I would like to refute the assertion by Mr. Cordova that the Boys and Girls Clubs investigated the allegations we made to him over two years ago. In fact he was openly hostile to me. Their attorney, while telling me of others who had contacted him over the years, was only interested in their liability exposure. If there was an investigation, then they did it without contacting a single victim. In fact, no apologies have been offered from Boys and Girls Clubs to any victim since the overwhelming evidence that you reported has been revealed. I wonder if Michie Brous still stands solidly behind Norris?

Your readers should know that we also brought this information to District Attorney Tim Curry over two and a half years ago. In a letter to me the D.A. stated there would be no investigation. In fact they never considered opening an investigation and had never talked to a single victim or material witness till this past November. Fort Worth will have to decide for itself if the D.A.’s office is inept or if there is something more sinister at work. Norris has many long ties to law enforcement and party politics including Tim Curry’s campaign. Curry has demonstrated a total lack of professionalism on other occasions, so I do not know if this is a reflection of Curry’s incompetence and disinterest or other factors. It bears investigation.

Law enforcement was well aware of the rumors about Norris, as was anyone who lived in Rivercrest or Westover Hills. It would be hard for Mr. Curry, longest-standing D.A. in Tarrant County and in Texas, to be unaware of these rumors. Yet Norris remained unimpeded all these years in Mr. Curry’s jurisdiction. I ask the same question many others do: Why is Norris still a free man?

Tim Kaastad

Fort Worth

The Apathy Gazette

To the editor: When the Arlington Morning News was scaled back from a daily paper to a truncated bureau section in 2001, circulation for both the AMN and the Dallas Morning News was higher than it was in 1996. So, to say the AMN never grew or made an impact (“Marching in a Different Direction,” Jan. 23, 2003) is false. The folks in downtown Dallas or Fort Worth may not have ever thought it was war, but for those of us in Arlington it was, and it was one we at the AMN won more days than we lost.
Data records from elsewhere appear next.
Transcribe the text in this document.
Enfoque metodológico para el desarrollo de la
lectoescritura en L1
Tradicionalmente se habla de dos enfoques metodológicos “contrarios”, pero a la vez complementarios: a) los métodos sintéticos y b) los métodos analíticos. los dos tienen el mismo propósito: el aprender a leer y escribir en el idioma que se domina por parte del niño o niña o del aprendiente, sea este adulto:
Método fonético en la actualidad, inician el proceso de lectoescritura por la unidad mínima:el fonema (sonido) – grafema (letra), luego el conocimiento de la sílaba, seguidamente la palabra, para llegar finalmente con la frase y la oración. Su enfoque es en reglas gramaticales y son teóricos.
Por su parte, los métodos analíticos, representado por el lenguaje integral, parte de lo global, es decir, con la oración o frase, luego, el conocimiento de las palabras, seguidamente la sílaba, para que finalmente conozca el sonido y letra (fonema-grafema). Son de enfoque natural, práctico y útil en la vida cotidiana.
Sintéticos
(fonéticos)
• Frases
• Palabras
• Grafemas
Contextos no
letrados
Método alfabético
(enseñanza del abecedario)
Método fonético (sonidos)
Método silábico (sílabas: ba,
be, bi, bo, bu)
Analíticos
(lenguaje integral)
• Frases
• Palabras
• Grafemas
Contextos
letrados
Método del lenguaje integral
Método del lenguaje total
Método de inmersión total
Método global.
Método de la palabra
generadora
I served variously as sports editor, business editor, and night city editor at the AMN. Our sports section helped changed the way both the DMN and the S-T cover high school sports. When we started, the DMN employed a handful of reporters to cover area high schools; now there’s an army fast approaching 40 when you count suburban editors.

As for the news product, do you think Lawrence Young (may God and Allah rest his soul) would have earned his post as the managing editor at the Riverside [Calif.] Press-Enterprise had he not first led the AMN in putting out a quality product? News and business reporters broke stories and made Arlington city officials dream of days when only the S-T cared about what they were doing.

The journalists involved on both sides of the Arlington newspaper war gave it everything they had every day. But when you’re dealing with a population that is in large part apathetic about where it lives, no amount of news coverage is going to win them over. That, I believe, is why Arlington remains the largest city in America without its own daily newspaper or public transportation. In the end, Arlington gets what it asks for — to remain a commuter community lost in suburbia.